I am not sure if this is related, but we are suffering from the same bug as here on the testing box: [root@flatline-katello ~]# service httpd restart Stopping httpd: [FAILED] Starting httpd: Syntax error on line 10 of /etc/httpd/conf.d/katello.conf: SSLCertificateFile: file '/etc/candlepin/certs/candlepin-ca.crt' does not exist or is empty [FAILED] [root@flatline-katello ~]# ll /etc/candlepin/certs/candlepin-ca.crt ls: cannot access /etc/candlepin/certs/candlepin-ca.crt: No such file or directory https://bugzilla.redhat.com/show_bug.cgi?id=813812
Another finding, during the long script run I noticed there are some errors in the pulp.log: PulpException: Architecture must be one of [noarch, i386, i686, ppc64, ppc, s390x, x86_64, ia64]
Tried to sync this manually using pulp-admin and it worked. We should do the same with REST API. Sync for repository test_lzap2 started Sync: Finished 0/13514 new items downloaded 13514/13514 existing items processed Item Details: Tree Files: 15/15 RPMs: 13499/13499
(In reply to comment #29) > James will be updating the BZ later tonight after a test run of his completes > but most likely this will get moved to 1.1 Turns out the cause of this bug was using a cached /var/lib/pulp directory structure. In my testing, since I'm downloading >100G of data from the CDN, I keep /var/lib/pulp as a separate disk partition. During re-installs, I leave /var/lib/pulp unchanged. This helps reduce the network lag downloading the content. Unfortunately, this also introduces this bug. The presence of non-Library environment files on disk was causing problems. Thankfully, I'm able to continue to cache content to reduce network download delays. However, I need to remove all non-Library environment files before sync and promotion. The following commands will remove the offending previously cached content... > shopt -s extglob > for DIR in $(echo /var/lib/pulp/repos/redhat/!(Library) /var/lib/pulp/published/repos/redhat/!(Library)) > do > test -d "$DIR" && rm -rf "$DIR" > done This problem should not present on a fresh installed system with a fully formatted disk. I'm adjusting the target release accordingly. Pradeep suggested there was a difference in how pulp and katello were responding to the promotion request. I'm leaving this bug open to further review the difference in case some additional polling is needed by katello to handle this situation.
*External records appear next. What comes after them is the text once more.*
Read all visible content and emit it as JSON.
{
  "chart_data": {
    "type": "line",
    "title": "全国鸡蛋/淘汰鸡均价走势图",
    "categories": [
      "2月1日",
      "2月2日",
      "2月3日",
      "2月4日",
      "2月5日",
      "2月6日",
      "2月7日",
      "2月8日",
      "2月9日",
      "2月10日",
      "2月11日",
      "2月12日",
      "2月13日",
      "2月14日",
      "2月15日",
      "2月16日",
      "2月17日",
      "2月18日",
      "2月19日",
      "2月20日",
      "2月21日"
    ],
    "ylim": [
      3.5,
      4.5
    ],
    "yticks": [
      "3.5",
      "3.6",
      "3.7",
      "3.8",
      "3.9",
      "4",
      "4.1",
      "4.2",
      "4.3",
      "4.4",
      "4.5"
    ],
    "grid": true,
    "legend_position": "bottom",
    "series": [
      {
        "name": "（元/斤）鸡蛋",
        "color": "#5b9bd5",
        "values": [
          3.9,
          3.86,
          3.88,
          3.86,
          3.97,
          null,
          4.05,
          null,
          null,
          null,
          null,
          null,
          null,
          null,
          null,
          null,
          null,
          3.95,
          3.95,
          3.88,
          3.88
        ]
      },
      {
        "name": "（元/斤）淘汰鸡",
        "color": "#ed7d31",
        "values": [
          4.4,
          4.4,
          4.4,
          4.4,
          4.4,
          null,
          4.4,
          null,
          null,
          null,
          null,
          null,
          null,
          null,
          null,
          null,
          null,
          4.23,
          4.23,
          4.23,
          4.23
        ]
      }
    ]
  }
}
Uh. James please report all deviations from the standard installation in advance, because I really thought this is "clean" instance (without any re-sharing or something). ;-) I guess this worth sharing on list, because more folks may be doing this. Thanks!
Technical note added. If any revisions are required, please edit the "Technical Notes" field accordingly. All revisions will be proofread by the Engineering Content Services team. New Contents: When installing and preparing a CloudForms System Engine environment, re-using any previously cached non-Library pulp data may introduce failures during content promotion. Administrators are advised to start with a fresh file-system and not re-use any previously synced pulp data. Prior to installation, the directory /var/lib/pulp should not exist.
Release Note added. Link: http://documentation-stage.bne.redhat.com/docs/en-US/CloudForms/1.0/html-single/Release_Notes/index.html#sect-Release_Notes-System_Engine-System_Engine_Considerations-known_issues_09 Regards, Shikha
I did not see this in the training setup. Moving to ON_QA to verify.
This was delivered with Satellite 6.0 which was released on 10 September 2014.